Os estudos têm seus defensores.

As empresas dizem que seguem diretrizes para garantir a integridade científica, e que acadêmicos tem o direito de publicar não importando o teor dos resultados. Muitos pesquisadores também consideram o financiamento de indústrias importante para o avançar da ciência uma vez que a concorrência aos recursos públicos tem aumentado.

Não é surpreendente que as corporações paguem por pesquisas inclinadas a mostrar os benefícios de seus produtos, mas críticos alertam que a preocupação é que eles desvirtuem a ciência para propósitos de marketing e selecionem criteriosamente achados tendenciosos.  

A pesquisa “Crianças mais magras comem doces” é um exemplo. Ela foi desenvolvida a partir de uma base de dados governamental com informações de pesquisas de consumo alimentar nas últimas 24h. Os autores alertaram na seção referente às limitações do estudo que os dados “poderiam não refletir o consumo usual” e que  “associações de causa e efeito não poderiam ser estabelecidas”.           A notícia distribuída pela indústria não mencionou esses fatos e declarou que: “Novo estudo mostra que crianças e adolescentes que comem doces apresentam menos sobrepeso ou obesidade”. A manchete da cbsnews.com trouxe: “Doces impedem que crianças ganhem peso? ”

O intenso fluxo de recursos das indústrias para o financiamento da pesquisa em nutrição reflete, em parte, os desafios deste campo. Isolar os efeitos de um único alimento na saúde pode ser difícil, como evidenciado por inúmeros achados conflitantes.

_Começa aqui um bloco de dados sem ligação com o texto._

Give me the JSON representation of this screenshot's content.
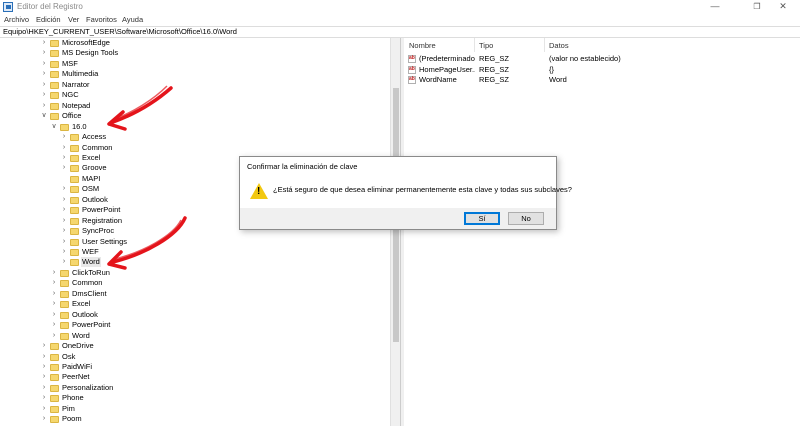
{
  "window": {
    "title": "Editor del Registro",
    "controls": [
      "—",
      "❐",
      "✕"
    ]
  },
  "menu": [
    "Archivo",
    "Edición",
    "Ver",
    "Favoritos",
    "Ayuda"
  ],
  "address": "Equipo\\HKEY_CURRENT_USER\\Software\\Microsoft\\Office\\16.0\\Word",
  "tree": [
    {
      "label": "MicrosoftEdge",
      "level": 0,
      "state": "collapsed"
    },
    {
      "label": "MS Design Tools",
      "level": 0,
      "state": "collapsed"
    },
    {
      "label": "MSF",
      "level": 0,
      "state": "collapsed"
    },
    {
      "label": "Multimedia",
      "level": 0,
      "state": "collapsed"
    },
    {
      "label": "Narrator",
      "level": 0,
      "state": "collapsed"
    },
    {
      "label": "NGC",
      "level": 0,
      "state": "collapsed"
    },
    {
      "label": "Notepad",
      "level": 0,
      "state": "collapsed"
    },
    {
      "label": "Office",
      "level": 0,
      "state": "expanded"
    },
    {
      "label": "16.0",
      "level": 1,
      "state": "expanded"
    },
    {
      "label": "Access",
      "level": 2,
      "state": "collapsed"
    },
    {
      "label": "Common",
      "level": 2,
      "state": "collapsed"
    },
    {
      "label": "Excel",
      "level": 2,
      "state": "collapsed"
    },
    {
      "label": "Groove",
      "level": 2,
      "state": "collapsed"
    },
    {
      "label": "MAPI",
      "level": 2,
      "state": "none"
    },
    {
      "label": "OSM",
      "level": 2,
      "state": "collapsed"
    },
    {
      "label": "Outlook",
      "level": 2,
      "state": "collapsed"
    },
    {
      "label": "PowerPoint",
      "level": 2,
      "state": "collapsed"
    },
    {
      "label": "Registration",
      "level": 2,
      "state": "collapsed"
    },
    {
      "label": "SyncProc",
      "level": 2,
      "state": "collapsed"
    },
    {
      "label": "User Settings",
      "level": 2,
      "state": "collapsed"
    },
    {
      "label": "WEF",
      "level": 2,
      "state": "collapsed"
    },
    {
      "label": "Word",
      "level": 2,
      "state": "collapsed",
      "selected": true
    },
    {
      "label": "ClickToRun",
      "level": 1,
      "state": "collapsed"
    },
    {
      "label": "Common",
      "level": 1,
      "state": "collapsed"
    },
    {
      "label": "DmsClient",
      "level": 1,
      "state": "collapsed"
    },
    {
      "label": "Excel",
      "level": 1,
      "state": "collapsed"
    },
    {
      "label": "Outlook",
      "level": 1,
      "state": "collapsed"
    },
    {
      "label": "PowerPoint",
      "level": 1,
      "state": "collapsed"
    },
    {
      "label": "Word",
      "level": 1,
      "state": "collapsed"
    },
    {
      "label": "OneDrive",
      "level": 0,
      "state": "collapsed"
    },
    {
      "label": "Osk",
      "level": 0,
      "state": "collapsed"
    },
    {
      "label": "PaidWiFi",
      "level": 0,
      "state": "collapsed"
    },
    {
      "label": "PeerNet",
      "level": 0,
      "state": "collapsed"
    },
    {
      "label": "Personalization",
      "level": 0,
      "state": "collapsed"
    },
    {
      "label": "Phone",
      "level": 0,
      "state": "collapsed"
    },
    {
      "label": "Pim",
      "level": 0,
      "state": "collapsed"
    },
    {
      "label": "Poom",
      "level": 0,
      "state": "collapsed"
    }
  ],
  "list": {
    "headers": {
      "name": "Nombre",
      "type": "Tipo",
      "data": "Datos"
    },
    "rows": [
      {
        "name": "(Predeterminado)",
        "type": "REG_SZ",
        "data": "(valor no establecido)"
      },
      {
        "name": "HomePageUser...",
        "type": "REG_SZ",
        "data": "{}"
      },
      {
        "name": "WordName",
        "type": "REG_SZ",
        "data": "Word"
      }
    ]
  },
  "dialog": {
    "title": "Confirmar la eliminación de clave",
    "message": "¿Está seguro de que desea eliminar permanentemente esta clave y todas sus subclaves?",
    "yes": "Sí",
    "no": "No"
  },
  "colors": {
    "arrow": "#e4141b",
    "folder": "#f5d76e",
    "accent": "#0078d7"
  }
}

A ambiguidade e a diversidade de informações deixam a porta aberta para o marketing.

Desde 2009, os autores do artigo sobre o consumo de doces já publicaram mais de vinte artigos financiados por corporações incluindo Kellogg e seguimentos de carne, leite e suco de frutas.

Dois são professores, O’Neil da faculdade de Nutrição de Louisiana e Theresa Nicklas da Universidade de Medicina de Baylor. O terceiro é Victor Fulgoni, um ex-executivo da Kellogg e consultor que diz em seu website apoiar empresas a desenvolverem “alegações científicas contundentes sobre seus produtos”. Os seus estudos regularmente chegam a conclusões favoráveis aos financiadores – ou como eles os chamam, “clientes”.

Em entrevista por telefone,  Fulgoni afirmou que os estudos financiados pela indústria mostram resultados favoráveis porque as empresas investem em projetos com “as melhores chances de sucesso”. Ele acrescentou ainda que qualquer tipo de financiamento cria vieses ou pressão para determinados resultados.  

“O mesmo tipo de questionamento que você está me fazendo deveria ser feito aos pesquisadores do Instituto Nacional de Saúde,” disse Fulgoni.

É verdade que os estudos financiados pela indústria não detém o monopólio sobre dos problemas em pesquisas científicas. Ainda assim, Marion Nestle, professora de nutrição da Universidade de Nova York (apesar do sobrenome não tem nenhum vínculo com a indústria) disse que diferentemente de outras pesquisas, os estudos financiados pelas indústrias “são planejados e produzidos para serem úteis como estratégias de marketing. As hipóteses são guiadas pelo marketing.”   

No último ano, 156 dos 168 estudos financiados pela indústria de alimentos revisados por Marion mostraram resultados favoráveis aos financiadores. Ela disse que evidenciar vantagens nutricionais se tornou uma ferramenta de marketing crítica para a competitiva indústria de alimentos.

“A única coisa que movimenta as vendas, ela disse, são as alegações sobre saúde”.   

Alguns documentos mostram como pesquisadores podem ser motivados por questões financeiras.  Em 2010, Niklas disse em e-mail que ela decidiu não comparecer a uma Conferência de Saúde promovida pela gigante General Mills por não querer “colocar em risco” uma proposta que o grupo planejava submeter para a empresa Kellogg. Para outro projeto, Fulgoni aconselhou O’Neil a não detalhar alguns resultados.  “Eu sugiro que a gente foque nestes dados primeiro e “comprometamos” a Kellogg por mais financiamentos antes de conduzir mais análises. ”

Em relação ao estudo de ‘crianças que consumiam doces’, no artigo havia o registro de que os financiadores não tiveram papel no “desenvolvimento, análise ou escrita do manuscrito”. Mas e-mails obtidos pela Universidade de Louisiana mostram que a “National Confectioners Association” - Associação Nacional de Fabricantes de Doces – fez algumas sugestões.

“Você vai notar que eu tirei a maioria, mas não todos os comentários deles,” escreveu Fulgoni para O’Neil sobre o estudo em 2010.

O anúncio dos resultados também foi cuidadosamente planejado. Em junho de 2011, um representante da Associação de Fabricantes de Doces mandou um artigo crítico para O’Neil sobre um professor com ligações com a indústria.

“Eu gostaria de monitorar o desenrolar dessa história, e dar distanciamento em relação ao nosso estudo. Eu não quero te colocar em um fogo cruzado da mídia que possa causar algum tumulto,” escreveu Laura Muma da agência FoodMinds – representante da Associação.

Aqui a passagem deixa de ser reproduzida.